Raymundo, que es torpe para lo verbal, nunca había escuchado a nadie hablar como Jacinto. Convencido de cada cosa, y muy, cómo decirlo, muy de adentro, ese campesino le inspiraba autoridad, a él, dándoselas de anarco-dark, ajeno a todo principio de autoridad: ¡bú!
-Te gusta traer arete -dijo Jacinto de la argolla de Raymundo en la nariz. ¿Se burlaba? Raymundo no supo qué decir. Por primera vez le dio pena. Echó una bomba de su chicle. Y Jacinto:
-En la ciudad les gusta estar cortados, mochados, agujereados, pintados de la carne. ¿Será que les estorban unas partes de su cuerpo? Desde que me acuerdo, no me acuerdo que me haya sobrado nada.
Inesperadamente, Ray pudo articular algunas frases seguidas. De chiquito tardó en hablar, lo creyeron mudo, o tartamudo, o tarugo. De grande, como se puso fuerte, le cogieron miedo hasta sus hermanos mayores. Pero habla tan poco como Rocky, el de la película. Así le decían en la Secundaria 87 República de Transilvania, El Rocky, pero ya no; como de chico, es Ray.
-No entiendes, la protesta es un castigo de los símbolos. Así, que ardan, que duelan. Atizarse, atacarse y atacar, decir que no y que no y que no y que no.
Calló, admirado de sí mismo. Hasta Jacinto, que no lo conocía, se sorprendió del arrebato de elocuencia de su invitado en el asiento del Flecha, agitando las manos, apretándolas al aire.
Se quedaron callados, miraron el paisaje. Ya había amanecido.
Los agentes que subieron al Flecha les hablaron a todos como si fueran culpables y exigieron a los hombres bajar de la unidad. A ver quién les decía que no a sus R-15.

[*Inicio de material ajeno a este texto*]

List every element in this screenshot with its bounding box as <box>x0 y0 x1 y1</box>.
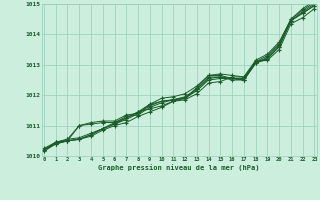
X-axis label: Graphe pression niveau de la mer (hPa): Graphe pression niveau de la mer (hPa) <box>99 164 260 171</box>
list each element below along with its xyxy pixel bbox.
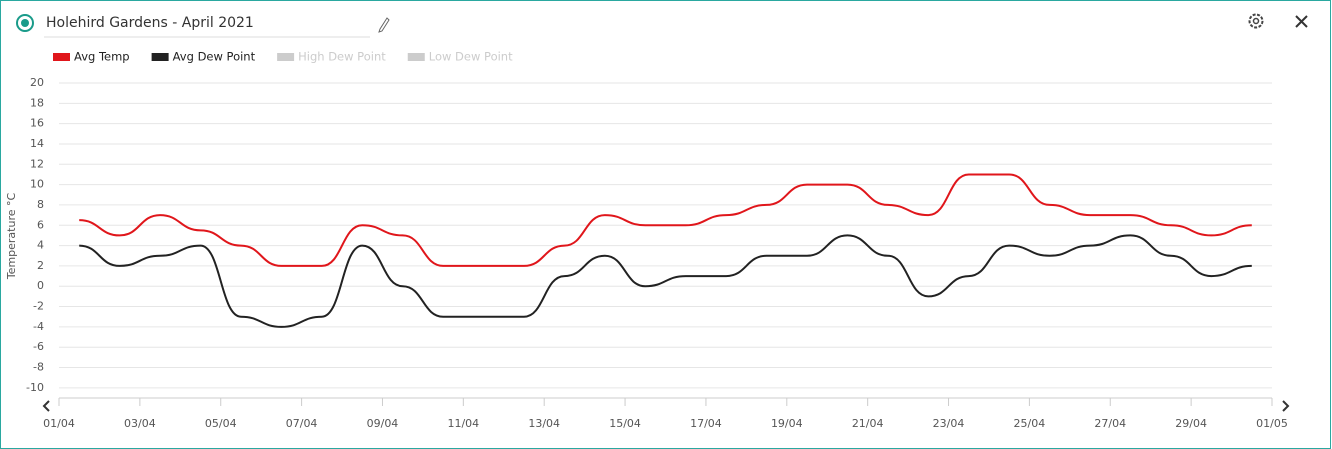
x-tick-label: 03/04 — [124, 417, 156, 430]
y-tick-label: 18 — [30, 96, 44, 109]
series-line — [79, 234, 1252, 328]
settings-icon[interactable] — [1248, 13, 1264, 29]
y-tick-label: 14 — [30, 137, 44, 150]
y-tick-label: 6 — [37, 218, 44, 231]
series-line — [79, 173, 1252, 267]
legend-swatch — [151, 53, 169, 61]
y-tick-label: 0 — [37, 279, 44, 292]
radio-dot — [21, 19, 29, 27]
x-tick-label: 27/04 — [1094, 417, 1126, 430]
edit-icon[interactable] — [378, 17, 390, 33]
x-tick-label: 17/04 — [690, 417, 722, 430]
y-tick-label: 16 — [30, 117, 44, 130]
legend-label: Avg Dew Point — [173, 50, 256, 64]
x-tick-label: 07/04 — [286, 417, 318, 430]
x-tick-label: 01/04 — [43, 417, 75, 430]
y-tick-label: -4 — [33, 320, 44, 333]
x-tick-label: 29/04 — [1175, 417, 1207, 430]
x-tick-label: 15/04 — [609, 417, 641, 430]
legend-label: High Dew Point — [298, 50, 386, 64]
close-icon[interactable] — [1295, 15, 1308, 28]
y-tick-label: 8 — [37, 198, 44, 211]
y-tick-label: -6 — [33, 340, 44, 353]
x-tick-label: 13/04 — [528, 417, 560, 430]
radio[interactable] — [16, 14, 34, 32]
x-tick-label: 11/04 — [447, 417, 479, 430]
legend-swatch — [53, 53, 70, 61]
next-arrow[interactable] — [1282, 400, 1290, 412]
y-tick-label: -8 — [33, 361, 44, 374]
legend-label: Low Dew Point — [429, 50, 513, 64]
x-tick-label: 05/04 — [205, 417, 237, 430]
y-tick-label: 10 — [30, 178, 44, 191]
widget-title: Holehird Gardens - April 2021 — [46, 15, 254, 31]
y-tick-label: 4 — [37, 239, 44, 252]
x-tick-label: 21/04 — [852, 417, 884, 430]
x-tick-label: 25/04 — [1014, 417, 1046, 430]
legend-swatch — [277, 53, 295, 61]
legend-swatch — [407, 53, 425, 61]
legend-label: Avg Temp — [74, 50, 130, 64]
prev-arrow[interactable] — [42, 400, 50, 412]
y-tick-label: 2 — [37, 259, 44, 272]
y-tick-label: 20 — [30, 76, 44, 89]
x-tick-label: 23/04 — [933, 417, 965, 430]
y-tick-label: 12 — [30, 157, 44, 170]
y-axis-label: Temperature °C — [5, 193, 18, 281]
y-tick-label: -10 — [26, 381, 44, 394]
y-tick-label: -2 — [33, 300, 44, 313]
x-tick-label: 19/04 — [771, 417, 803, 430]
x-tick-label: 09/04 — [367, 417, 399, 430]
x-tick-label: 01/05 — [1256, 417, 1288, 430]
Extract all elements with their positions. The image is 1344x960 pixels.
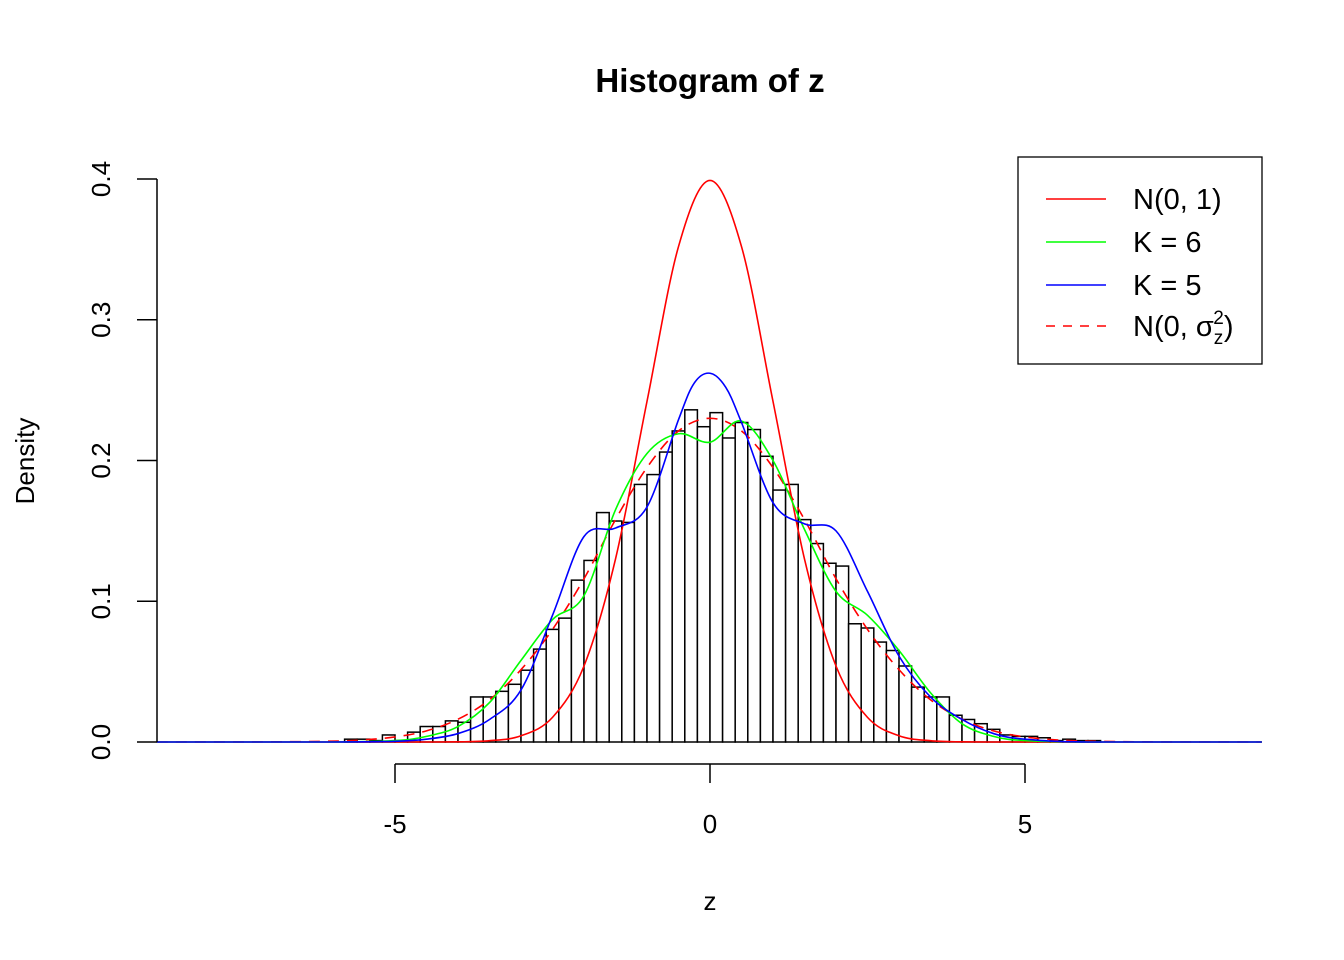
histogram-bar	[608, 520, 623, 743]
density-curves	[156, 179, 1262, 743]
histogram-bar	[545, 628, 560, 743]
histogram-bars	[343, 409, 1102, 743]
y-tick-label: 0.4	[86, 161, 116, 197]
curve-normal-sigma-z	[156, 417, 1262, 743]
chart-title: Histogram of z	[595, 62, 824, 99]
curve-normal-0-1	[156, 179, 1262, 743]
histogram-bar	[797, 518, 812, 743]
histogram-bar	[835, 565, 850, 743]
legend-label-normal: N(0, 1)	[1133, 184, 1222, 216]
legend-label-normal-sigma-main: N(0, σ	[1133, 311, 1214, 343]
histogram-bar	[658, 451, 673, 743]
x-axis-label: z	[704, 886, 717, 916]
histogram-bar	[810, 542, 825, 743]
x-tick-label: 5	[1018, 809, 1032, 839]
histogram-bar	[621, 521, 636, 743]
curve-k5	[156, 372, 1262, 743]
y-tick-label: 0.1	[86, 583, 116, 619]
histogram-bar	[747, 428, 762, 743]
histogram-bar	[860, 627, 875, 743]
x-tick-label: -5	[383, 809, 406, 839]
histogram-bar	[558, 617, 573, 743]
legend-label-k6: K = 6	[1133, 227, 1202, 259]
histogram-bar	[910, 686, 925, 743]
legend-label-sup: 2	[1213, 308, 1224, 329]
histogram-bar	[684, 409, 699, 743]
histogram-bar	[772, 489, 787, 743]
histogram-bar	[671, 430, 686, 743]
axes: -5 0 5 0.0 0.1 0.2 0.3 0.4	[86, 161, 1032, 839]
y-axis-label: Density	[10, 418, 40, 505]
histogram-bar	[885, 649, 900, 743]
legend: N(0, 1) K = 6 K = 5 N(0, σz2)	[1017, 156, 1263, 365]
legend-label-k5: K = 5	[1133, 270, 1202, 302]
histogram-bar	[721, 437, 736, 743]
histogram-bar	[923, 696, 938, 743]
histogram-bar	[847, 623, 862, 743]
histogram-bar	[495, 690, 510, 743]
histogram-bar	[469, 696, 484, 743]
y-tick-label: 0.3	[86, 302, 116, 338]
y-tick-label: 0.0	[86, 724, 116, 760]
histogram-bar	[709, 411, 724, 743]
histogram-bar	[696, 425, 711, 743]
curve-k6	[156, 420, 1262, 743]
legend-label-normal-sigma: N(0, σz2)	[1133, 308, 1234, 349]
x-tick-label: 0	[703, 809, 717, 839]
histogram-bar	[633, 483, 648, 743]
histogram-bar	[734, 421, 749, 743]
y-tick-label: 0.2	[86, 442, 116, 478]
histogram-bar	[898, 665, 913, 743]
histogram-bar	[646, 473, 661, 743]
legend-label-close: )	[1224, 311, 1234, 343]
legend-box	[1017, 156, 1263, 365]
legend-label-sub: z	[1214, 328, 1224, 349]
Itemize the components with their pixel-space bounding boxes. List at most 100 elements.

Cuando al enfrenón Jacinto masculló ``retén'', no imaginaba Jacinto de lo que se trataría. A un viejo, por tropezarse en la escalerilla, un agente le soltó tres patadas. Los aventaron contra el Flecha, las manos pegadas a la carrocería, y les sacaron hasta el aire. Armas, drogas, lo que fuera, algo tenían que traer. A Ray, de negro, estoperoles y con su pinta, lo vieron deveras gacho y lo pusieron aparte. Uno de los agentes le pegó durísimo en la oreja, le zumbó todo. Revisaban de mala manera los equipajes, desarreglándolos. Lo bueno que él no traía otro bulto que él mismo.
Llegó al momento de mirar unos metros más lejos, y descubrir el campamento militar, y los soldados, un chingo, contemplando el operativo, detrás de trincheras y apuntando a Raymundo; pensó: ``¿En qué país estamos?''
A Jacinto lo reconocieron. Bien fichado.
-Mira, el lidercito -dijo el más sargento, que le alzó la cara:- ¿Ya fuiste a ver a tus comandantes, eh, güevoncito?
El operativo se prolongó tanto que el chofer del Flecha se fue a echar un taco con unas señoras que tenían su anafre. Economía de guerra.
Ray, todo friqueado, no entendía nada -es- nada. Notó cómo vapuleaban a Jacinto. Y notó que Jacinto se echó un paso atrás, como tigre, y pareció que iba a saltar sobre los agentes de negro con sus puras manos. ``Ya se la partieron'', pensó Ray.
Al contrario. Los agentes se pusieron serios, se detuvieron, se les estaba pasando la mano. Sin entender el motivo, Raymundo vio que los judiciales le tenían una especie de miedo a Jacinto, quien, sin decir palabra, les dio la espalda y caminó hacia Raymundo, rodeado por tres agentes a la sazón, y le dijo:
-Ya salte de allí, no les haga caso.
Como el aludido venía sin agujetas, se le salió una bota. Tropezó. Eso le dio más nervios, pero notó que los agentes no intentaban detenerlo y subió al autobús. Al señor del asiento de atrás le habían abierto una ceja, de un cabezazo porque-sí. Un agente lo usó para practicar algunos ejercicios de defensa personal. Al fondo lloraban dos niños.
Era la entrada de la sierra, el camino a la desviación a Zacualpa. La tierra oscura.
-¿Ya viste cómo funcionan las libertades democráticas en nuestras tierras? -dijo Jacinto cuando arrancó el Flecha.
Ray creía que no existían peores policías que los de la capital. Los oídos le sonaban como tambores.
-Bienvenido a la sierra -ironizó Jacinto y se quedó dormido.